So, you want to make a Pan Galactic Gargle Blaster, the drink "The Hitchhiker's Guide to the Galaxy" describes as "the alcoholic equivalent of a mugging." I salute your bravery. We'll need to substitute some Earth ingredients, but here's the recipe I came up with.
The ingredients: A copy of "Hitchhiker's Guide to the Galaxy." Rye whiskey. Tonic water. Gin made into lemon Jello shots. Wondermint liqueur. Campari. Crushed ice. An olive.
The first ingredient in a Pan Galactic Gargle Blaster is "the juice from one bottle of Ol' Janx Spirit," a potent drink popular with Orion miners. I substituted High West Rendezvous Rye whiskey. Rye was a historically popular drink with early miners in the US and is currently experiencing a renaissance, along with bourbon, as a popular American whiskey.
The last time I visited Santraginus V, I neglected to bring back a bottle of the local sea water, a necessary ingredient for creating a Pan Galactic Gargle Blaster. No matter, we have a substance that is very close to it here on Earth. Fever-Tree Indian tonic water is aromatic, not very sweet and already filled with carbonation, which subs well for the Fallian marsh gas on the "Hitchhiker's" ingredient list.
On Earth, gin doesn't come in cubes like it does on Arcturus. To create a form of Arcturan mega-gin, you just need to make some Jell-O shots using a regular Earth gin, like Tanqueray. I went with lemon flavor since a Pan Galactic Gargle Blaster makes you feel "like having your brains smashed out by a slice of lemon wrapped round a large gold brick." These cubes got a little un-square, but they still worked.
I wasn't sure what to expect from the cubes of lemon-flavored gin once they went into the Pan Galactic Gargle Blaster, but they dissolved nicely after creating a fun fizz on the surface of the tonic water and rye whiskey mixture.
According to "The Hitchhiker's Guide to the Galaxy," Qualactin Hypermint extract is "redolent of all the heady odours of the dark Qualactin Zones, subtle sweet and mystic." This Wondermint liqueur carries the flavors of peppermint, almond, rosewater and wormwood, making it less sweet and more herbal than a regular mint liqueur. It's the perfect subtle touch for a Pan Galactic Gargle Blaster, but apply it with restraint.

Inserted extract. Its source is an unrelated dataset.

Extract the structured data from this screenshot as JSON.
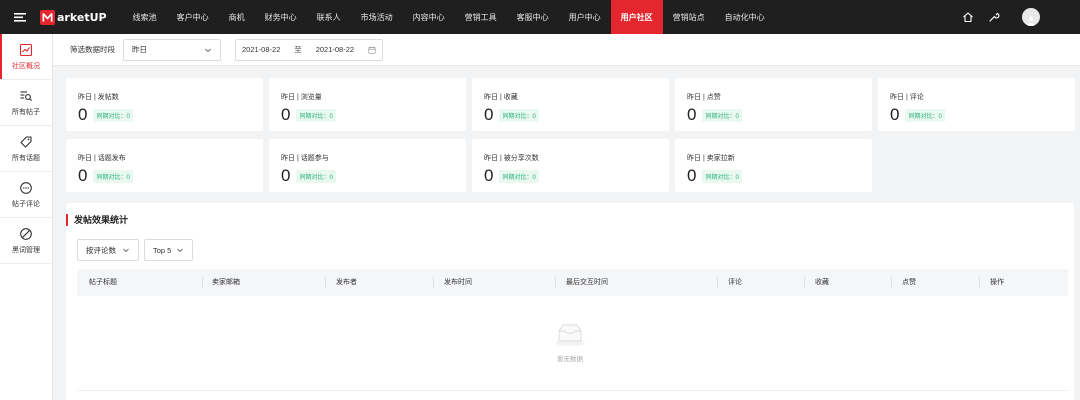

"The Hitchhiker's Guide to the Galaxy" has some specific instructions for making a potent Pan Galactic Gargle Blaster cocktail. One of them reads, "Over the back of a silver spoon float a measure of Qualactin Hypermint extract." This is hard to pull off, so I instead poured the Wondermint into the glass through a silver absinthe spoon to mimic the effect described in the guide.
To obtain a Suntiger tooth, you first must travel all the way to Algolia. This just isn't practical for most Earthlings, so we need to come up with a substitute for our Pan Galactic Gargle Blaster recipe. When you add a Suntiger tooth to an authentic Gargle Blaster, it dissolves and spreads "the fires of the Algolian Suns deep into the heart of the drink." The Italian liqueur Campari adds an astringent bitterness, but more importantly the red drink spreads out in the cocktail like the fires of a burning sun.
Adding Campari to an Earth version of "The Hitchhiker's Guide to the Galaxy" Pan Galactic Gargle Blaster is a bold move that won't be welcome to everyone's palate. Campari has a strong herbal flavor and brings a bracing bitterness to the cocktail. If you prefer a sweeter drink, you could consider using an alternative liqueur that adds a red or orange glow to your Blaster.
Ex-president of the galaxy Zaphod Beeblebrox invented the Pan Galactic Gargle Blaster. One of the more mysterious ingredients on the list is "Zamphour." The instructions say to sprinkle it into the drink. There can be many different interpretations of what Zamphour is, but I choose to believe it's simply what's known as crushed ice here on Earth.
The crowning moment of making a Pan Galactic Gargle Blaster occurs when you add the final ingredient: an olive. This glowing drink contains a variety of alcohol flavors you wouldn't normally find together: rye whiskey, gin, mint and Campari. It tastes astringent, a product of the gin, Campari and tonic water. It tastes of herbs. It tastes both exotic and earthy. It may never rival the good old martini in popularity, but I'm rather fond of this peculiar, otherworldly and downright odd cocktail.